Revised operating procedures
FRRP Revised Operating Procedures
ACCA submission to CCAB
Generally, as the document is concerned with communicating to the public how the FRRP operates, it is thought that it could achieve this more successfully, for example by using plainer language and diagrams.
There is frequent reference to 'the Companies Act'. The section references provided throughout the document are to the Companies Act 1985. We do not see the reason that the document does not carry references to the Companies Act 2006 throughout.
It would be useful to have an appendix to the document defining terms which might otherwise cause confusion. For example, it is believed that 'Chairman' refers to the Chairman of FRRP, unless the word is linked to another entity (eg 'Chairman of the entity'). Terms such as 'entity' 'group' and 'case' might also be clarified in this appendix.
Paragraphs 13 and 44 both refer to reports being reviewed as an initial stage in the Procedures. The document could include more detail concerning the process whereby the Panel chooses which entities' reports to consider. In addition to considering complaints, is the selection process completely random, or are there some guiding principles? For example, does the Panel respond to the media; and does it operate (via its staff) a structured and well-understood risk based methodology?

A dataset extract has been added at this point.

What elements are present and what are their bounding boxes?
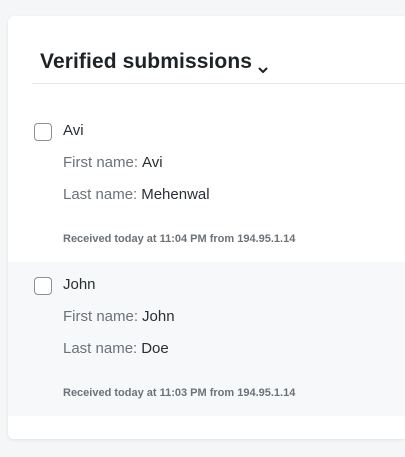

Are issuers aware of the circumstances and criteria that may trigger a review of an entity's report?
Part 1
The Preamble establishes that 'the panel may, where it deems necessary and appropriate, depart from any provision of these Operating Procedures'. In line with the principles of transparency and accountability, any departure should be disclosed to the interested parties, together with the reason for the departure. This requirement to disclose should be incorporated into these Operating Procedures.
Part 2
There appears to be no provision for FRRP to refer cases (or aspects of cases) to other regulatory bodies without an application to court (paragraph 38), for example where a complaint has been received in respect of an entity over which the Panel would not normally choose to exercise its authority.
Paragraph 16 is vague when it states that the Panel does not 'normally' disclose how a matter came to its attention. The exceptional circumstances under which disclosure might come about should be explained. It goes on to state that the identity of the complainant is not revealed. This appears inflexible and is probably unrealistic. In many situations, it is likely that the identity of the complainant can be deduced from the nature of the enquiries made. Therefore, confidentiality needs to be discussed in more detail.
There is a word missing in paragraph 21. It should read '... the Group informs the entity as soon as possible ...'.
Paragraph 29 states that 'normally', where a Group has been established, Panel representation at meetings comprises all members of the Group. It also states that the Panel 'normally' encourages the entity to ensure that its auditors attend meetings. What are the circumstances under which each of these two things would not occur?
Paragraph 30, states that technical meetings provide an opportunity to 'progress a case'. For clarity, it would be preferable to use the words 'progress an enquiry'.
Paragraph 34 states:
3'Whether or not a Group has been formed, the Panel may send a copy of the letter closing a case to the senior partner or Chairman of the entity's auditors.'
Here also, the words 'closing an enquiry' would be clearer than 'closing a case'. Presumably, where a Group has not been formed, there is no case to close. Would the entity even have been aware of the initial consideration of a report? In addition, the use of the word 'may' is inadequate here, as there should be an undertaking by the Panel to advise the auditors (who will, on occasions, have a strained relationship with the entity).
In paragraph 36, the use of the word 'may' appears vague. Under what circumstances would the group not write an appropriate letter to the Chairman of the entity? The use of the word 'may' also appears inconsistent with the statement that the letter 'will' include certain details.
For clarity, paragraph 39, on third parties, should appear earlier in the operating procedures – between the sections on 'Meetings' and 'Voluntary revision'.
Part 4
Paragraph 48 appears to include a typing error where it refers to the persons and purposes 'set out in under' Section 245G of the Companies Act.
This part also refers to the 'Inland Revenue' and the Memorandum of Understanding with them. The Memorandum of Understanding is, in fact, with HM Revenue and Customs.